Suara itu milik wanita yang sangat dirindukannya. Lahkah Ryan terhenti, tetapi alih-alih berpaling kepada pemilik suara, dia memilih menggelengkan kepala. Merasa suara itu hanyalah bagian dari imajinasi liarnya malam ini karena terlalu rindu pada wanita itu.
"Hebat, ya, kamu. Aku telepon tidak dijawab. Aku panggil tidak menyahut. Kamu cari mati, hah!" geram wanita itu kepada Ryan.
Derap langkah wanita itu terdengar kian mendekati Ryan. Membuat pria itu menjadi yakin bahwa suara itu bukanlah khayalan semata, melainkan memang nyata. Dia membalikkan tubuh dengan rona bahagia yang segera memenuhi wajahnya. Gegas dia berlari mengikis jarak di antara mereka. Meregangkan kedua tangan dengan posisi untuk memeluk sang Kekasih. Namun, Malika justru menahan dahi pria itu dengan jari telunjuknya.
"Dasar bodoh! Apa yang kamu lakukan berjalan seorang diri di tengah malam seperti ini?"
"Aku pikir semua itu hanya khayalanku. Tidak pernah terpikirkan kamu akan mengikutiku sampai ke tempat ini," lirih pria itu menundukkan wajah karena malu. Ah, kekasihnya pasti mengira dia pria yang sangat konyol sekarang.
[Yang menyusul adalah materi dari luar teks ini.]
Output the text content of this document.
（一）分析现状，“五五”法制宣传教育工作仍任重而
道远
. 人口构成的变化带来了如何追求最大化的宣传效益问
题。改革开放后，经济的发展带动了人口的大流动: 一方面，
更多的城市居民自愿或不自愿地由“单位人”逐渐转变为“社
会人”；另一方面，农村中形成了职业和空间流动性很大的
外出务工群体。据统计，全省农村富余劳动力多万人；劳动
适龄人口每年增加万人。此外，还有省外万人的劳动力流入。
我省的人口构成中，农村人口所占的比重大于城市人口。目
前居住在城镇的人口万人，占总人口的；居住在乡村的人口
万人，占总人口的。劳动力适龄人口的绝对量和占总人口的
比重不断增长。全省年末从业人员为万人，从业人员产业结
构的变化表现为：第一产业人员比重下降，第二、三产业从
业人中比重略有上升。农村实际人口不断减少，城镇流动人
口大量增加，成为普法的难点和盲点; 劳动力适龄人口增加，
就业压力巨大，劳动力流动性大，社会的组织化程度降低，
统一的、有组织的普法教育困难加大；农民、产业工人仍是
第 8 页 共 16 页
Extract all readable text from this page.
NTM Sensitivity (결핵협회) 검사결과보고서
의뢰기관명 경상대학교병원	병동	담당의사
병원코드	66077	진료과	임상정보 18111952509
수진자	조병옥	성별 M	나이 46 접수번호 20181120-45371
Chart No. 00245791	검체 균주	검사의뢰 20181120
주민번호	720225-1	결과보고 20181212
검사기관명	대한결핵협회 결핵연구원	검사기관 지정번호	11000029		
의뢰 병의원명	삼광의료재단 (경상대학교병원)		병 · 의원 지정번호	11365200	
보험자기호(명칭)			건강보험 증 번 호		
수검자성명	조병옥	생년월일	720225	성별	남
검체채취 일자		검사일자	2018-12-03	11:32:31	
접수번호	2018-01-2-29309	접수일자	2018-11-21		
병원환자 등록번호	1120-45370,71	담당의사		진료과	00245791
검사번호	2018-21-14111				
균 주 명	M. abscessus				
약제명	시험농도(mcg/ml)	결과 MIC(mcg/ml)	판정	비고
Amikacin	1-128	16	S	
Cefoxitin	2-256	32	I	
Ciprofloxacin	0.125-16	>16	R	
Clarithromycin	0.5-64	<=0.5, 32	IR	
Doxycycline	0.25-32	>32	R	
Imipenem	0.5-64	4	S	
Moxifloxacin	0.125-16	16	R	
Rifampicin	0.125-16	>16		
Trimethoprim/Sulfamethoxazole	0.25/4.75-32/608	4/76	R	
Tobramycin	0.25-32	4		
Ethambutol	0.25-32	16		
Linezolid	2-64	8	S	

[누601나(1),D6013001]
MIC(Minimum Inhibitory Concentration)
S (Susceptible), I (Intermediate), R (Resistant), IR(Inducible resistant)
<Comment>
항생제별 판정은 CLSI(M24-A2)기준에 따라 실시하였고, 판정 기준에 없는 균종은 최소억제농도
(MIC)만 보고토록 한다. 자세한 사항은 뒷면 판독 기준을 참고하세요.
"Tentu saja aku tidak melakukan itu. Aku masih sangat kesal karena kamu meninggalkanku, padahal pertemuan kita sudah tertunda setelah sepekan. Tapi, Kak Rendra tadi meneleponku sepuluh menit setelah kamu pergi. Katanya, jika aku tidak menjemput kamu, mungkin saja kamu akan pulang dengan berjalan kaki seorang diri."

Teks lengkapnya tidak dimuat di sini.